Hon. Cappato began the talk by introducing the issues of whether European Union funds can be used for stem cell research, and the difficulties in creating legislation supporting assisted suicide and euthanasia. Mina Welby then outlined the efforts her organisation has undergone over the years to rally support for such legislation. Discussion followed concerning the different difficulties faced by legislative and judicial campaigns, and which realm of law is more likely to yield positive development on these issues. Due to variable political environments and piecemeal success within different EU states, the goal of the Associazione’s efforts is a European legislative endeavour to build on the European Convention and generate laws which are binding on all member states. Marco Cappato pointed out that an important consideration is the mobility of persons seeking assisted suicide and the great expense faced in travelling to different countries for that purpose; another barrier is the extreme legal consequences often faced by those supporting the individual seeking assisted suicide. Mina Welby then posited that the concept of natural death no longer truly exists, and frequently neither does natural conception; the most important issue is accepting the consciousness and will of others. The participants in the round table then briefly discussed how these issues interact with various religious doctrines.

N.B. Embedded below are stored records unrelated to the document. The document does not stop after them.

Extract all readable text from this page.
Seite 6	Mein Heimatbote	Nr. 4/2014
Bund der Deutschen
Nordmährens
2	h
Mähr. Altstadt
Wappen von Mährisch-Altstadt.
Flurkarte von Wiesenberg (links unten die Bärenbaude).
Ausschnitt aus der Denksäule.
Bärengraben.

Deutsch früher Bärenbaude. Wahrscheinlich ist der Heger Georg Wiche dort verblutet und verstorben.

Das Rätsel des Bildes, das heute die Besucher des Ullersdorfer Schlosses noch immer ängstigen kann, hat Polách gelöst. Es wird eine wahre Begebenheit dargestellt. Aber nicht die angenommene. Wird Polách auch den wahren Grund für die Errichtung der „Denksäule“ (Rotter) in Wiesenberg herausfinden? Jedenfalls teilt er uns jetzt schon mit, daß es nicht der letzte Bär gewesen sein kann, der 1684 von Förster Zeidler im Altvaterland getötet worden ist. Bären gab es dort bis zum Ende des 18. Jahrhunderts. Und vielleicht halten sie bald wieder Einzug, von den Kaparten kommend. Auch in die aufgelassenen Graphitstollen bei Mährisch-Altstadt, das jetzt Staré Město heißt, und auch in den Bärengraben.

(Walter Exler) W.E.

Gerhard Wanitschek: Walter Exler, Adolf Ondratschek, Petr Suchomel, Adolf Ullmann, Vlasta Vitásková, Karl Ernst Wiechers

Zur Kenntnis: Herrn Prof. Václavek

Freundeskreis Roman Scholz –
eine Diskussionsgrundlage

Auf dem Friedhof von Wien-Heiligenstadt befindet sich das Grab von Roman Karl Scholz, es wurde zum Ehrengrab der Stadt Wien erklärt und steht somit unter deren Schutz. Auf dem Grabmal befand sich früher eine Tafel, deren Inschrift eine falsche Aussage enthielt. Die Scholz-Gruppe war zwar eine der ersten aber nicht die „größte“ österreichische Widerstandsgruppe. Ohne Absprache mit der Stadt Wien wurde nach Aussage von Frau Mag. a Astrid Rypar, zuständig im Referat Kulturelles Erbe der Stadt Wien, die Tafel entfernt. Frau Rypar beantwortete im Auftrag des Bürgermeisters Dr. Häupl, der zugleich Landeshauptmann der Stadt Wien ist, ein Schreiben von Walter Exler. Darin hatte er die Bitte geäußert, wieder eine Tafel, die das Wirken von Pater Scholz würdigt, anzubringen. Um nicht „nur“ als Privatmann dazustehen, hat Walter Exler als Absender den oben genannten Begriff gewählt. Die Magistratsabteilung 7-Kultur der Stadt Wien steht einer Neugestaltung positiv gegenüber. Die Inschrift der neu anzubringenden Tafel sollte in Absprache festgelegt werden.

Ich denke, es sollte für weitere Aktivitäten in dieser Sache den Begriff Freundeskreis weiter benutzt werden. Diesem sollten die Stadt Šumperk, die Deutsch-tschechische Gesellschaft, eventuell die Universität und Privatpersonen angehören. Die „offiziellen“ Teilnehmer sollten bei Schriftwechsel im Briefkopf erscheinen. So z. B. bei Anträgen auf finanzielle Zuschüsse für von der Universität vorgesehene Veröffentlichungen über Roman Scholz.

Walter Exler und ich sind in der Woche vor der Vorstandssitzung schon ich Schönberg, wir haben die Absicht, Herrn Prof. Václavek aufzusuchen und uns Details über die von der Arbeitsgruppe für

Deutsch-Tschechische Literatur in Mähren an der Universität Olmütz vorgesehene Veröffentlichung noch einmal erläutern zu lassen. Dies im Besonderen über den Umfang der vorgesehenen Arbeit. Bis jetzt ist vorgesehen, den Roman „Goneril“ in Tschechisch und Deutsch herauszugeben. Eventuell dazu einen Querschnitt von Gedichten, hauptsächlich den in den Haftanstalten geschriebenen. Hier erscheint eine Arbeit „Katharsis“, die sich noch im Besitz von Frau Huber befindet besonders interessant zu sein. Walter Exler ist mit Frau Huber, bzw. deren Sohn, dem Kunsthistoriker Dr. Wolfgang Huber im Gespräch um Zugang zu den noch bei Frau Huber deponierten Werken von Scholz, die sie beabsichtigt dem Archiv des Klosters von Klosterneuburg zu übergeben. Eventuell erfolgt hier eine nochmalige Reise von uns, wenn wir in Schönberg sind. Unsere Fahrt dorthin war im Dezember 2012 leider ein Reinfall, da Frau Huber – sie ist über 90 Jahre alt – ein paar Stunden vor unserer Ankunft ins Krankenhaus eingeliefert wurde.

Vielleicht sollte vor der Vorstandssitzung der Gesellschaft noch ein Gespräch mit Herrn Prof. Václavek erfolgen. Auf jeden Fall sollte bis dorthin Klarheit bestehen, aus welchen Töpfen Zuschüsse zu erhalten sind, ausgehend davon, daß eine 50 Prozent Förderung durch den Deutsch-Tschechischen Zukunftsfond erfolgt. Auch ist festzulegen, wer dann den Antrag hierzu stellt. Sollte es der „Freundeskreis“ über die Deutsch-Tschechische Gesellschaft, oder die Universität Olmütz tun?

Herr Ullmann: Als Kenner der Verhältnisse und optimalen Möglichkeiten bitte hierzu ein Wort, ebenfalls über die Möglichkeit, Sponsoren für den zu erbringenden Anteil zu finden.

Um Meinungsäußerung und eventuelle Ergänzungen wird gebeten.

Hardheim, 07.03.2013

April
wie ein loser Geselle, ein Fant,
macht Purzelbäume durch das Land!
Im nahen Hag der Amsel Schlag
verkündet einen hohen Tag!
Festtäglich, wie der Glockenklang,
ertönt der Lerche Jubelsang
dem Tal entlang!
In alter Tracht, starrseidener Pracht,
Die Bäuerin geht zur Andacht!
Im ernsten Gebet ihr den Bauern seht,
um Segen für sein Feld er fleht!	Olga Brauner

The round table then discussed the role of NGOs in promoting these civil rights issues. Marco Cappato argued that nonviolent tools are the most useful for promoting civil, political and human rights. The table then considered funding strategies for such campaigns and maximizing access to justice, as well as the politics of developing ethical strategies for decision-makers in euthanasia and assisted suicide cases.

This seminar, which took the form of an interactive discussion, generated a great deal of fruitful debate among NPWJ staff under the expert guidance of our guests. The NPWJ Brussels office extends its thanks to Marco Cappato and Mina Welby for their time and meaningful contributions to the continuing professional development of our staff.